Research source Focus area Key finding Relevance to voluntary benefits
PMC clinical validation (2025), n=817 rPPG heart rate accuracy MAE 1.061 bpm, r=0.962 vs ECG Sufficient accuracy for screening-level underwriting
JMIR Formative Research (2024), VA pilot Real-world usability Feasible on consumer smartphones in non-lab settings Confirms enrollment-embedded deployment is practical
ClinicalTrials.gov NCT07491978 Multicenter rPPG validation Ongoing; establishing clinical benchmarks Will strengthen actuarial evidence base
PMC systematic review (2025) rPPG health assessment scope HR, HRV, RR, BP are consistently measurable Core metrics align with underwriting needs
EBRI-Lincoln Issue Brief No. 654 (2026) Voluntary benefits adoption barriers Complexity and education gaps slow enrollment Digital assessments simplify the enrollment path

The Future of Digital Health Assessments in Voluntary Benefits

The trajectory here follows a pattern familiar to anyone who watched accelerated underwriting move from experimental to mainstream in the individual life market. Early programs relied on electronic health records, prescription histories, and motor vehicle reports to replace paramedical exams for healthy applicants. Carriers started cautiously with tight eligibility criteria and expanded as data validated the approach.

Digital health assessments for voluntary benefits are at the beginning of that same curve. The technology works. The cost structure makes sense. The enrollment integration is straightforward. What remains is the actuarial work: correlating rPPG-derived vitals data with voluntary benefits claims experience to build the mortality and morbidity tables that underwriting actuaries need.

Mercer's survey data showing a 6.5% cost increase in 2026 adds urgency. As employers shift more coverage to the voluntary side to manage costs, the volume of voluntary business grows, and so does the need for smarter underwriting at scale. Carriers that figure out how to use digital health data in voluntary products will be able to offer better coverage at better prices, which means higher participation, which means more premium volume.

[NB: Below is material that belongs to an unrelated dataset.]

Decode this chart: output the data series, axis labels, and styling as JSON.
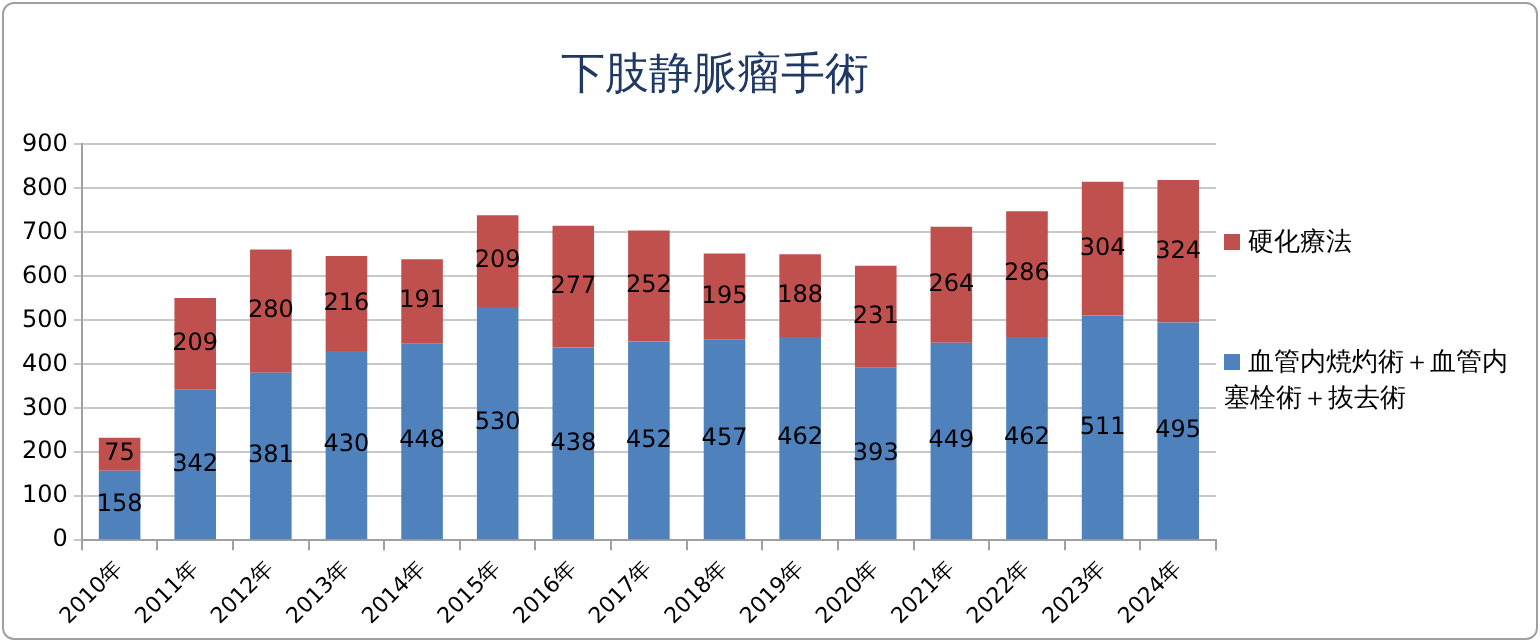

The companies developing rPPG technology, including Circadify, are building the tools that make this possible. Circadify's contactless vitals platform is designed to integrate into existing digital enrollment workflows, capturing physiological data in the same session where an employee is already making their benefits elections.

Frequently Asked Questions

What is a digital health assessment for voluntary benefits?

A digital health assessment uses a smartphone camera to measure vital signs like heart rate, heart rate variability, respiratory rate, and blood pressure indicators during benefits enrollment. The technology, called remote photoplethysmography or rPPG, reads micro-changes in facial skin color caused by blood flow. The scan takes 30 to 60 seconds and replaces or supplements traditional health questionnaires used in voluntary benefits underwriting.

Does a digital health assessment replace the need for medical exams?

For voluntary benefits, which typically use guarantee issue or simplified issue underwriting, paramedical exams are rarely required in the first place. Digital health assessments occupy the space between no data and full exams. They give carriers enough physiological information to make more confident underwriting decisions without the cost and friction of lab work or nurse visits.

How accurate are camera-based vital sign measurements?

Clinical validation studies show strong accuracy for core metrics. A 2025 PMC study testing rPPG against ECG across 817 samples found a mean absolute error of 1.061 bpm for heart rate with a Pearson correlation of 0.962. Accuracy remained consistent across different devices, lighting conditions, age groups, and gender. Blood pressure estimation is less mature but is the subject of active clinical trials.

What voluntary benefits products can use digital health assessments?

Voluntary life and AD&D are the most immediate applications, since those products are most constrained by current underwriting limitations. Critical illness, hospital indemnity, and group disability products could also benefit from physiological screening data. The approach works best where carriers currently rely on thin data and would benefit from even a basic physiological snapshot at the point of enrollment.